The Tuition and Fees Deduction expired at the end of 2014, but that doesn’t necessarily mean it won’t be available in 2015. The Tuition and Fees Deduction has a judicial practice of disappearing and reappearing throughout the years. It first appeared in 2002 as part of the Economic and Tax Relief Reconciliation Act of 2001, where it was put in place through the end of 2005. Then, in 2006, the Tax Relief and Health Care Act extended the benefit for tax years 2006 and 2007, and so began the tradition. Various bills brought the deduction back for 2 years at a time, and even last tax year we saw another extension for the year with the Tax Increase Prevention Act.
As detailed in IRS Publication 970, the Tuition and Fees Deduction is an above-the-line deduction of up to either $4,000 or $2,000, depending on your income, taken directly on Form 1040 and 1040A. Filers do not have to use a Schedule A to claim the deduction. If extended for 2015, the Tuition and Fees Deduction would be available if you paid tuition and required fees for yourself, your spouse, or your qualified dependent. As with all of the tax breaks for higher education, income restrictions and filing status stipulations apply. Parents interested in claiming any of the education tax breaks must file taxes as single, head of household or married filing jointly. The status “married filing separately” does not qualify.
The Tuition and Fees Deduction is just that—a deduction, not a tax credit. Credits tend to be more favorable than deductions because of the complexity involved with the United States tax law. A credit is a dollar for dollar reduction of the tax you are responsible to pay. If you have a $10,000 tax liability, and qualify for a $2,000 credit, you only owe the IRS $8,000. Pretty straight forward. But deductions are a bit trickier. Tax deductions reduce the amount of a taxpayer’s income which is subject to taxation. As a result, deductions reduce a taxpayer’s tax liability, but only by a percentage of the amount deducted, depending on the taxpayer’s highest marginal tax bracket. So, where a $2,000 credit will actually save you from paying $2,000 to the IRS, a $2,000 deduction may only net a $500 tax saving.
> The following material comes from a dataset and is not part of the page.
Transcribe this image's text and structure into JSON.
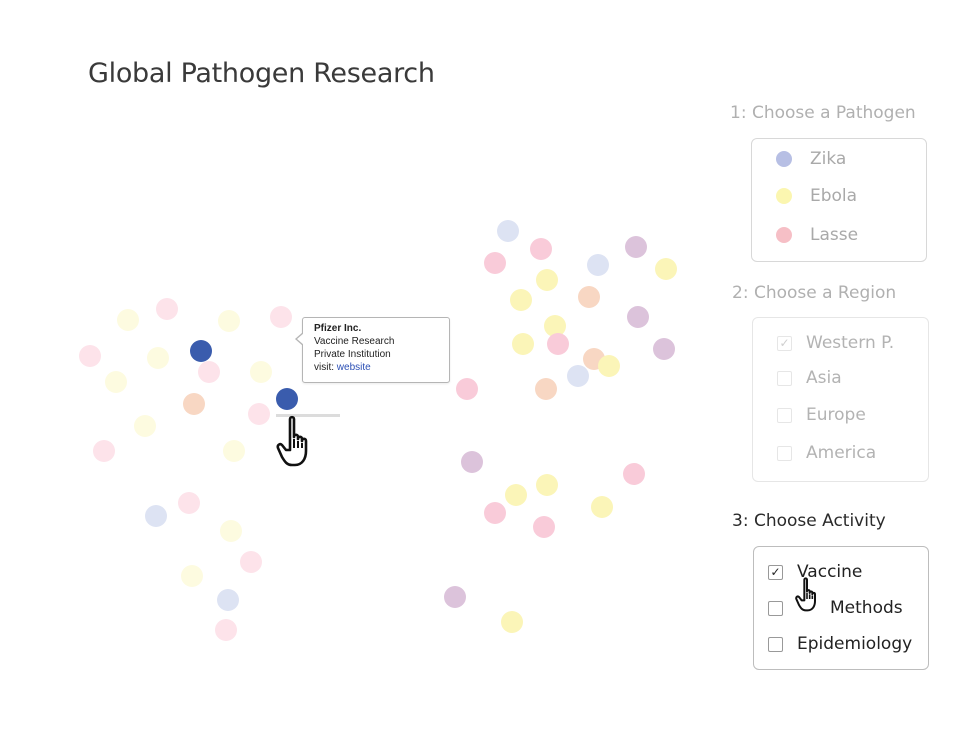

On the surface, the Tuition and Fees Deduction looks much like the other higher education tax credits or deductions, but there is one key difference for parents who split the college bill with others. Most of the education tax breaks follow similar logic regarding qualified education expenses that are paid by others: the student may claim expenses paid by others, parents may claim expenses paid by student, and, therefore, payments made by others can be claimed by parents. This holds true for the American Opportunity Credit, Lifetime Learning Credit, and Student Loan Interest Deduction. However, the Tuition and Fees Deduction does not allow parents to claim expenses paid for by the student, even if claimed as a dependent. In fact, if the student is claimed as a dependent and pays his or her own expenses through a UTMA/UGMA or student loan, then no one is allowed to take the deduction. Similar rules apply to parents who share custody. Many parents decide to alternate years of paying the bill or claiming the exemption for the student on federal tax returns, but if one parent pays expenses in a year that the other parent claims the child, no one can claim the deduction.
While the American Opportunity Credit tends to be the most beneficial tax break for parents of full-time college students in the first four years of their undergraduate degree program, the Tuition and Fees Deduction is ideal for those disqualified from the AOC: graduate students, high school students taking college courses, casual learners, and students who have not matriculated into a degree program or are not looking to improve a job skill. If you or your child fall into this category, keep an eye out for last minute legislation which may extend the Tuition and Fees Deduction for the 2015 tax year. If history is any guide, Congress may just breathe new life into this expired education tax break.